Have you ever had a head injury? Perhaps you have bumped heads with someone and developed a knot on your forehead. Maybe you have tripped over a curb, hit your head on the pavement, and suffered a concussion (brain injury). one time a boy ran full-speed into a large tree, accidentally striking it with his head. Talk about a painful experience.
Though the human body is perfectly designed for God’s purposes in creating it, God did not create humans like He designed woodpeckers. If a human were to strike a tree with the force and regularity that a woodpecker knocks against it, he would soon die. Woodpeckers, however, keep on keeping on. Let’s explore God’s amazing, hole drilling, long-tongued woodpeckers together. Incredibly, woodpeckers can strike a hard surface 20 times per second and several thousand times a day without ever getting hurt. How forceful are the woodpeckers’ strikes? The back-and-forth, starting-and-stopping, headbanging of a woodpecker is “equivalent to 1,000 times the force of gravity,” or “more than 250 times the force to which an astronaut is subjected in a rocket during liftoff.”
So powerful are the woodpeckers’ strikes that some scientists believe that they close their eyes in between each peck—not to keep chips of wood from getting in their eyes—but to keep their eyeballs from popping out of their sockets as they strike the tree with such tremendous force. How can woodpeckers survive such a head banging? Why do their craniums not crack and brains not burst? Woodpeckers have very strong, extra thick skulls, which can take a pounding without cracking.
Woodpeckers also have special shock absorbers that are better than anything man has ever made—better than the best car bumper, and better than any shock-absorbing football helmet. In the perfect place (right in-between the bird’s beak and skull), God created the perfect sponge-like tissue to absorb the perpetual pounding that this bird puts itself through on a daily basis.

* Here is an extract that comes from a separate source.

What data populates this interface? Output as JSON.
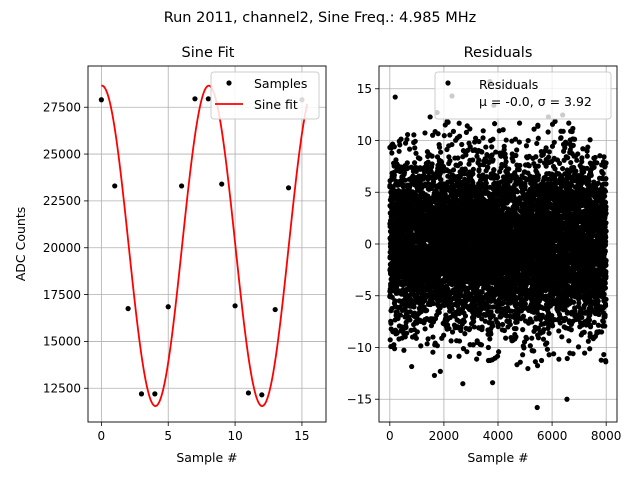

Woodpeckers drill into trees for at least three reasons:
1. To find insects to eat
2. To carve out a hole in which to live
3. To communicate with other woodpeckers.

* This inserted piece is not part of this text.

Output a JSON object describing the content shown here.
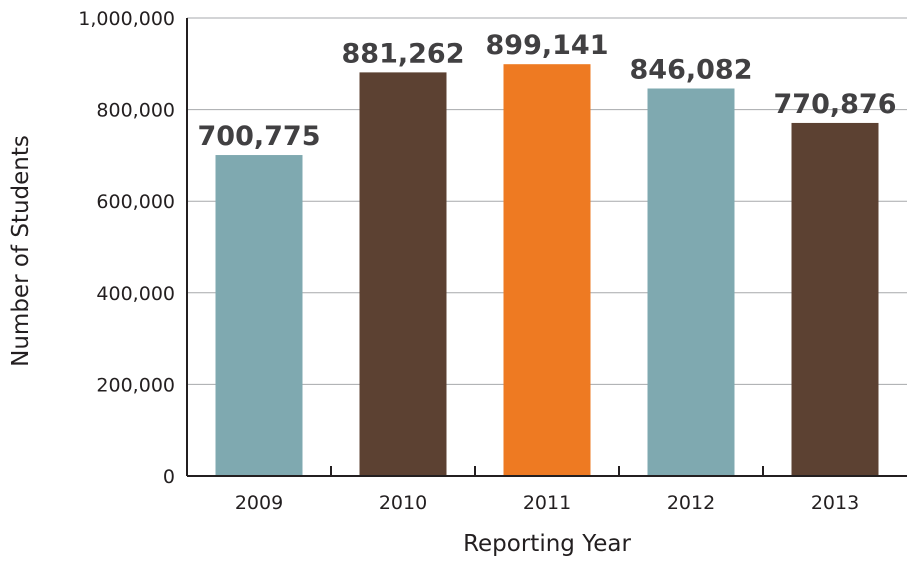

The woodpecker’s beak is so strong it can remain perfectly straight and functional for more than 10 years and through more than 10 million pecks against a tree. It never has to be replaced or sharpened. Unlike most birds, woodpeckers have two toes that point forward and two toes that point backward. This perfect design helps keep woodpeckers secure against trees as they drill their holes. Once woodpeckers carve a hole into a tree, how do they get to the insects that may still be four or five inches away?

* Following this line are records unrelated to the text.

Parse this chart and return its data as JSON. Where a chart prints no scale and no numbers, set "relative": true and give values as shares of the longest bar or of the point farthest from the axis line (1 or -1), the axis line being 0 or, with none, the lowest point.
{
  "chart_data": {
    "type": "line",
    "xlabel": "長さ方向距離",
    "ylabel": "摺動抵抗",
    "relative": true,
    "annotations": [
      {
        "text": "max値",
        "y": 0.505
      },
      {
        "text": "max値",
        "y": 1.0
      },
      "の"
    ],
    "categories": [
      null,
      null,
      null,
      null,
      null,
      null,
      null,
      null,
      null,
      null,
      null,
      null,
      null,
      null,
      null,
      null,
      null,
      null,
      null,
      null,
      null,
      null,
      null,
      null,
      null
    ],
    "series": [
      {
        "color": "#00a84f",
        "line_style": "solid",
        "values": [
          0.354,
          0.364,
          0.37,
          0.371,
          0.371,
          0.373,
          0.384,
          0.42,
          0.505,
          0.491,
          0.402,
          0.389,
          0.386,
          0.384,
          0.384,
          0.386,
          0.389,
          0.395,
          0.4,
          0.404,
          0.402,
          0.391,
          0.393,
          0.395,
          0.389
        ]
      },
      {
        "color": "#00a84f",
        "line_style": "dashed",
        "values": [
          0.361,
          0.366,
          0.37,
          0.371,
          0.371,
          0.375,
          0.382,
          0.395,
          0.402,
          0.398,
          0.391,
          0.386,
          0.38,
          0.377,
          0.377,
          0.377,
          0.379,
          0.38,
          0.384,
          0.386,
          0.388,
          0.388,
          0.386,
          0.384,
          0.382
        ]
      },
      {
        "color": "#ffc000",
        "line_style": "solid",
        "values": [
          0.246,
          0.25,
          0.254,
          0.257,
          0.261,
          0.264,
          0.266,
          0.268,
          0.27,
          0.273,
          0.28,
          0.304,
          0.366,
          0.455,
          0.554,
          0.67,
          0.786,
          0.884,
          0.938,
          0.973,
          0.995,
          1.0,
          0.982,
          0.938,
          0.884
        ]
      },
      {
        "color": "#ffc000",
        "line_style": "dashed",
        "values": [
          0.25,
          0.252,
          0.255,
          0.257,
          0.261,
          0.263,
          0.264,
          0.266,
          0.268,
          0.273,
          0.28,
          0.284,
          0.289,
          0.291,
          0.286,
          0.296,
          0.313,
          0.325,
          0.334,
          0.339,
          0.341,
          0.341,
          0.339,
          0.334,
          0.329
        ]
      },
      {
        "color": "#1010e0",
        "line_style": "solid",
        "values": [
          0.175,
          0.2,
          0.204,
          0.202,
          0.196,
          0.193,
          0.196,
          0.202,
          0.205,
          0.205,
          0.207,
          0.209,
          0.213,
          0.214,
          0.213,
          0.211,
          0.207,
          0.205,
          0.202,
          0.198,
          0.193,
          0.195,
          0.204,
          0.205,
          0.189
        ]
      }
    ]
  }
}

If their tongues were short like most birds, much of the pecking woodpeckers do would be rather useless, because they would not be able to reach the insects. God knew what woodpeckers needed. He gave them elongated tongues, which they can roll up and store deep in their skulls when not extended. Some woodpeckers have tongues that are five inches long (or three times the length of their beaks). What’s more, their tongues are specially designed with rear-facing barbs and a sticky substance that help draw insects out of the tree and back to the woodpeckers.
Wonderings about Woodpeckers
If Evolution is True…
- Why did woodpeckers ever start banging their beaks on trees for food when they could simply gather food on the ground like most other birds?
- How did the first woodpecker not kill itself the first time it began beating its beak against a tree?
- How did the first woodpecker know to close its eyes every time it struck a tree?
- When did woodpeckers get the special, shock-absorbing cushion between its beak and skull?
- From where did woodpeckers get their sticky, barbed, elongated tongues that are perfectly designed?
- Why is the tongue of woodpeckers so different from ordinary birds?
- How did woodpeckers know that they could generate more force per peck if they had stiff tail feathers, as well as two toes in the front and two toes in the back to anchor their positions to trees?
- Who taught woodpeckers that they could chisel trees in search of food?
- Who taught them to communicate with each other by banging their bills
- Who taught them to drill holes into trees for shelter?
The fact is, the evolution of the wondrous woodpecker is absurd. This amazing bird did not have to knock itself silly for millions of years in hopes of one day “miraculously” getting everything it needed to do what it does from time, chance, and random processes. On day five of Creation (Genesis 1:20-23), our miracle-working Creator specially designed the woodpecker with a strong bill, a thick skull, a long tongue, and the best shock absorber in the world.